We reported in April last year that Lambeth planned to chop down the three trees as part of a scheme to create a segregated cycle lane.
The £130,000 scheme to improve the Baylis Road / Waterloo Road junction is part of Transport for London's Quietway 5 route which will eventually run from Waterloo to Norbury.
However – after news of the threat to the trees caused a local outcry – work on the project was halted just days before the council elections last May.
Last month Cllr Ibrahim Dogus formally presented a petition gathered by Waterloo Action Centre – signed by 700 people – at a meeting of Lambeth Council, urging the authority not to chop down the trees.
This week the council responded to the petitioners, confirming that all three trees would face removal.
Workers with chainsaws arrived in Baylis Road on Friday morning.
"Lambeth Council has a policy of only felling a tree as last resort," said Cllr Claire Holland, cabinet member for environment and clean air.
"Of the three at the eastern end of Baylis Road, independent tree specialists have recommended that the one nearest Spur Road should be felled due to its deteriorating health.
"Accordingly, irrespective of any proposed highway improvements this tree will need to felled in the near future.

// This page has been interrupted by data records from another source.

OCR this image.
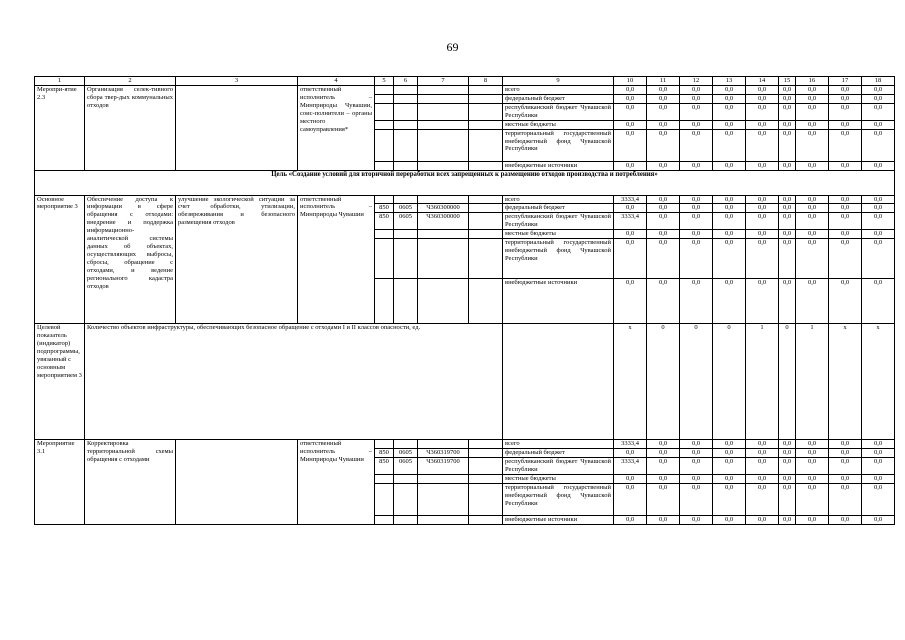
69
1	2	3	4	5	6	7	8	9	10	11	12	13	14	15	16	17	18	
Меропри-ятие 2.3	Организация селек-тивного сбора твер-дых коммунальных отходов		ответственный исполнитель – Минприроды Чувашии, соис-полнители – органы местного самоуправления*					всего	0,0	0,0	0,0	0,0	0,0	0,0	0,0	0,0	0,0	
								федеральный бюджет	0,0	0,0	0,0	0,0	0,0	0,0	0,0	0,0	0,0	
								республиканский бюджет Чувашской Республики	0,0	0,0	0,0	0,0	0,0	0,0	0,0	0,0	0,0	
								местные бюджеты	0,0	0,0	0,0	0,0	0,0	0,0	0,0	0,0	0,0	
								территориальный государственный внебюджетный фонд Чувашской Республики	0,0	0,0	0,0	0,0	0,0	0,0	0,0	0,0	0,0	
								внебюджетные источники	0,0	0,0	0,0	0,0	0,0	0,0	0,0	0,0	0,0	
Цель «Создание условий для вторичной переработки всех запрещенных к размещению отходов производства и потребления»																		
Основное мероприятие 3	Обеспечение доступа к информации в сфере обращения с отходами: внедрение и поддержка информационно-аналитической системы данных об объектах, осуществляющих выбросы, сбросы, обращение с отходами, и ведение регионального кадастра отходов	улучшение экологической ситуации за счет обработки, утилизации, обезвреживания и безопасного размещения отходов	ответственный исполнитель – Минприроды Чувашии					всего	3333,4	0,0	0,0	0,0	0,0	0,0	0,0	0,0	0,0	
				850	0605	Ч360300000		федеральный бюджет	0,0	0,0	0,0	0,0	0,0	0,0	0,0	0,0	0,0	
				850	0605	Ч360300000		республиканский бюджет Чувашской Республики	3333,4	0,0	0,0	0,0	0,0	0,0	0,0	0,0	0,0	
								местные бюджеты	0,0	0,0	0,0	0,0	0,0	0,0	0,0	0,0	0,0	
								территориальный государственный внебюджетный фонд Чувашской Республики	0,0	0,0	0,0	0,0	0,0	0,0	0,0	0,0	0,0	
								внебюджетные источники	0,0	0,0	0,0	0,0	0,0	0,0	0,0	0,0	0,0	
Целевой показатель (индикатор) подпрограммы, увязанный с основным мероприятием 3	Количество объектов инфраструктуры, обеспечивающих безопасное обращение с отходами I и II классов опасности, ед.								x	0	0	0	1	0	1	x	x	
Мероприятие 3.1	Корректировка территориальной схемы обращения с отходами		ответственный исполнитель – Минприроды Чувашии					всего	3333,4	0,0	0,0	0,0	0,0	0,0	0,0	0,0	0,0	
				850	0605	Ч360319700		федеральный бюджет	0,0	0,0	0,0	0,0	0,0	0,0	0,0	0,0	0,0	
				850	0605	Ч360319700		республиканский бюджет Чувашской Республики	3333,4	0,0	0,0	0,0	0,0	0,0	0,0	0,0	0,0	
								местные бюджеты	0,0	0,0	0,0	0,0	0,0	0,0	0,0	0,0	0,0	
								территориальный государственный внебюджетный фонд Чувашской Республики	0,0	0,0	0,0	0,0	0,0	0,0	0,0	0,0	0,0	
								внебюджетные источники	0,0	0,0	0,0	0,0	0,0	0,0	0,0	0,0	0,0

"This will leave two trees that are less than four metres apart. This proximity means that both trees are competing for the same water and nutrients in the ground. This competition is why the smaller tree has barely grown in the last 7 years and is considerably smaller than a silver birch of this age should be.
"In time, this competition is likely to lead to the water demand of the larger tree causing the smaller tree to die. Whilst it is not possible to estimate when this will be, we did take this eventuality into account when looking at ways to make cycling on Baylis Road safer when approaching the junction with Waterloo Road.
"Accordingly, when we started looking at what was possible we made retention of the easternmost tree a firm constraint and retention of the middle tree as a 'desirable' constraint.
"The high number of cyclists going straight ahead combined with the high number of motor vehicles turning left means that to make the junction safer, the two traffic streams have to be separated with each having their own 'green' time.
"Our designers looked at many road realignments that could achieve this while retaining the two trees but none met the minimum safety criteria in terms of lane width and footway width.
"This left the council with the choice of whether to fell the trees and improve road safety or retain the trees and accept the hazard that we believe has contributed to five cyclists being injured at this junction in the five years ending 31 May 2018.
"The council recognises the importance of ensuring there is no overall loss in the number of trees in the area and has a policy of planting at least one new tree to replace any we fell as a result of highway improvements.
"So following consultation with the council's arboricultural officer, the junction improvements include planting six new trees in the immediate area, thereby doubling the number of trees at this end of Baylis Road.
"We have ordered the largest trees that our contractor can plant and proposed tree locations are being checked against ground surveys which show existing underground utilities, and the council's arboricultural officer is in the process of selecting the species most suitable for each."